In the first iteration of the PerFedPat project we conducted one-to-one interviews with patent search experts. Also after a stable prototype has been developed we conducted expert review studies with patent examiners and task-based evaluations using beta versions of the PerFedPat system. We were primarily seeking to check the effectiveness, efficiency and usability of the system. Also to seek and document expert opinion and advice about the match between the system and the real world, confidence in the system, user control in using tools, etc. This first evaluation work has indicated a promising degree of acceptance of the usefulness of a federated search system like PerFedPat.

Another large user study was done in the final third iteration of the PerFedPat project. The aim of this study was two-fold. First, we examined if patent examiners could learn PerFedPat easily and also if they would like and could be positively affected and well engaged using a federated patent search system comprising multiple resources and search tools. Also, we examined if the patent examiners could efficiently use the federated search system and if the integration of multiple tools can assist them to attain the effectiveness required in prior-art patent search tasks. Overall the aim of the user study was to explore the overall opinion of patent professionals as well as the usefulness and the effect of a new interactive patent search system, PerFedPat.

Our work on PerFedPat was inspired by the idea of providing an integrated patent search system which will be able to provide a rich, personalized information seeking experience for different types of patent searches, potentially exploiting techniques from different IR/NLP/MT technologies. We believe we demonstrated the feasibility of producing such an integrated system. First, we have demonstrated the applicability of federated search in patent search systems. PerFedPat provides core services and operations for being able to search multiple online patent resources (currently Espacenet, Google patents, Patentscope and the MAREC collection), thus providing a unified single-point access to multiple patent sources while hiding complexity from the end user.

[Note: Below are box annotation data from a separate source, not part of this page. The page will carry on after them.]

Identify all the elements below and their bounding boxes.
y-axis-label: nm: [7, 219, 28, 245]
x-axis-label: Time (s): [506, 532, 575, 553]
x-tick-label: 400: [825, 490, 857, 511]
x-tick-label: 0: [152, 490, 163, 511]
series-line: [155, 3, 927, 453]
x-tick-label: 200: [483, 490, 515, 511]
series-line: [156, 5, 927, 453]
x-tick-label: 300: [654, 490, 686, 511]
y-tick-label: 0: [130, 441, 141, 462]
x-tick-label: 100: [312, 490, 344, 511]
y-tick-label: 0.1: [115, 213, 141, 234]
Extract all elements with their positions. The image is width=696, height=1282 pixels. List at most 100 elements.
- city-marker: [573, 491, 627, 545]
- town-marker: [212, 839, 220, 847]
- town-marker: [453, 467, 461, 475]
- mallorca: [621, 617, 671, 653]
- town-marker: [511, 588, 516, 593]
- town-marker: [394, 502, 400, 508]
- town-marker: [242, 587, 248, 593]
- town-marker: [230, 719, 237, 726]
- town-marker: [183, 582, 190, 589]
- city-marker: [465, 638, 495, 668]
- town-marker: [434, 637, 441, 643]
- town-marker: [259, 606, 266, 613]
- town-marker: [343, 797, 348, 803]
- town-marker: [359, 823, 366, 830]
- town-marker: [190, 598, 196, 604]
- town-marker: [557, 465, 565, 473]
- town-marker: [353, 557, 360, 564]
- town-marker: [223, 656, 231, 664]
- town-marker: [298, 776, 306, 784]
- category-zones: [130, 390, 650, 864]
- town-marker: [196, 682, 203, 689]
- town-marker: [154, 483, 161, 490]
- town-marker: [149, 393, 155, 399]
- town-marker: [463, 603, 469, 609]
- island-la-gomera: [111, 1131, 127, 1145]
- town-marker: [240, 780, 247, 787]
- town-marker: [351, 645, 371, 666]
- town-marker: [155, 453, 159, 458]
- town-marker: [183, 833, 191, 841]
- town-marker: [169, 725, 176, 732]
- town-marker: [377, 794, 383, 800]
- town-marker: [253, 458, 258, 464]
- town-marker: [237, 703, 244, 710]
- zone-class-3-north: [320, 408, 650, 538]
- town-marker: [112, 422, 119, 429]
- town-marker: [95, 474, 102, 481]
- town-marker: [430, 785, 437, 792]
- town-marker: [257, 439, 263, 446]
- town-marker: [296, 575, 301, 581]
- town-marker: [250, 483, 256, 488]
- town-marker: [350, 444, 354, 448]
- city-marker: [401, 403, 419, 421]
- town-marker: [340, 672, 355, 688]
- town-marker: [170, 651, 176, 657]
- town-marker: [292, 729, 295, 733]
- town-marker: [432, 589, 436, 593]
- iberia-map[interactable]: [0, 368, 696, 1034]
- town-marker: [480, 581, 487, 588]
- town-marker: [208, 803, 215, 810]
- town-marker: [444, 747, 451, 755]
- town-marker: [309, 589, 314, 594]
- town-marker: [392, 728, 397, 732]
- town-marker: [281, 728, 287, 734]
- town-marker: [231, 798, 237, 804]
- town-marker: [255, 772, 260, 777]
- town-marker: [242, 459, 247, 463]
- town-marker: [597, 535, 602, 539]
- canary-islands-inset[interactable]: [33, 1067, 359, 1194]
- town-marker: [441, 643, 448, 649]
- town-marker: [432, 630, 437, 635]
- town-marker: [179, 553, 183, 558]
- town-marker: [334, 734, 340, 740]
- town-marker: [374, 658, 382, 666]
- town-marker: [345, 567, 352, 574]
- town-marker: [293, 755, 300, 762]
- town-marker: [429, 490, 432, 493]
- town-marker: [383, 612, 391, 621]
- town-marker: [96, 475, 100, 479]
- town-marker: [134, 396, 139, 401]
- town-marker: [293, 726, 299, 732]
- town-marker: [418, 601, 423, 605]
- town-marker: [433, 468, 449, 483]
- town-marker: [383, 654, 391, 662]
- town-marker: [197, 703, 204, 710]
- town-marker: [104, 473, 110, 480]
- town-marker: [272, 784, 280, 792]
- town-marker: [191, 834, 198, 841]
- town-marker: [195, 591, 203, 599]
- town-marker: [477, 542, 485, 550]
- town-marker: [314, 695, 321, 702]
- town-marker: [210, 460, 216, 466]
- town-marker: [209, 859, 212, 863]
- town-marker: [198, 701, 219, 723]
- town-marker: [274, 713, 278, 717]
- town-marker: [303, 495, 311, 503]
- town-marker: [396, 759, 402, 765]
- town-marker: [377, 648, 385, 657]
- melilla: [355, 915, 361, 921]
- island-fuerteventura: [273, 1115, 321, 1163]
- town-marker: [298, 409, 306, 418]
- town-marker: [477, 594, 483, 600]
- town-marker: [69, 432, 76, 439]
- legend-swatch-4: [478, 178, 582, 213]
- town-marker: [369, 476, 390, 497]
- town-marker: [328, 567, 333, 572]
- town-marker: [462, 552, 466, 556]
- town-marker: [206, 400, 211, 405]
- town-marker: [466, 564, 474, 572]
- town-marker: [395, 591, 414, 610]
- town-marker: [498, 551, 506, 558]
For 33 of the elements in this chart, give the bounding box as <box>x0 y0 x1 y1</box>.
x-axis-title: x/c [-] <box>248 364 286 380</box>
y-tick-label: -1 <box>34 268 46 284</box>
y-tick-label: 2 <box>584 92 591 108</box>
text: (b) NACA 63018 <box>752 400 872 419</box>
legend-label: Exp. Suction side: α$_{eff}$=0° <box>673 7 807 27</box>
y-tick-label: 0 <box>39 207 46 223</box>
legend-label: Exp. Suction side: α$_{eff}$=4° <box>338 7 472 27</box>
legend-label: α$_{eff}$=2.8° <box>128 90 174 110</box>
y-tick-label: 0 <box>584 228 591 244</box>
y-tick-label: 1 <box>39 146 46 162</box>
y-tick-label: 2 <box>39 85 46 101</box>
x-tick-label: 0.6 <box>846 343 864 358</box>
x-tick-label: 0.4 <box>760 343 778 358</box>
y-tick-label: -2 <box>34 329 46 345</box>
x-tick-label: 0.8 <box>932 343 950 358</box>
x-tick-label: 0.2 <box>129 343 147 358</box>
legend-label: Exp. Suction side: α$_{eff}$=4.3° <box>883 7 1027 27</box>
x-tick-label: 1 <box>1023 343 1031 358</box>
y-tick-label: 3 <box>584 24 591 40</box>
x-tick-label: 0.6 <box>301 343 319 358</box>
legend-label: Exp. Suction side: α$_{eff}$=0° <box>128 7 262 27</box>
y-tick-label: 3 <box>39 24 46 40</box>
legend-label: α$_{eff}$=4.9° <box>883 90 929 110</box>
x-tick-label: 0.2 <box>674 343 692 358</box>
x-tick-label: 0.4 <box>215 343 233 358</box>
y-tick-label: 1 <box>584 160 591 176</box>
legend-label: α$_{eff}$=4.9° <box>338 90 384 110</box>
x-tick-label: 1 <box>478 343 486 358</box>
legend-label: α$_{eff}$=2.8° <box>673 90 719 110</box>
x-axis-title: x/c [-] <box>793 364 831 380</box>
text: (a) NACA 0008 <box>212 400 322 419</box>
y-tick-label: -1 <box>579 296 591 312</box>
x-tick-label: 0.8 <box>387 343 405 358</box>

The PerFedPat project produced new and innovative knowledge of substantial quantity and quality in the area of professional search in general and that of patent domain in particular. Patents have direct economic value: many organizations make significant revenue by licensing others to manufacture or use their patented invention; patents may be traded – i.e. the rights sold to new organizations; they are used to estimate some company’s value; and so on. Patent protection is an extremely important way in which individuals and organizations protect and exploit their intellectual property. During the project different disciplines were investigated and search tools and search systems for patent professionals and for patent search in general were produced. The success of this project could potentially have a very positive impact on patent search industry. The PerFedPat project illustrated an innovative way for building patent search systems and applications, which goes well beyond existing patent search systems and search methodologies.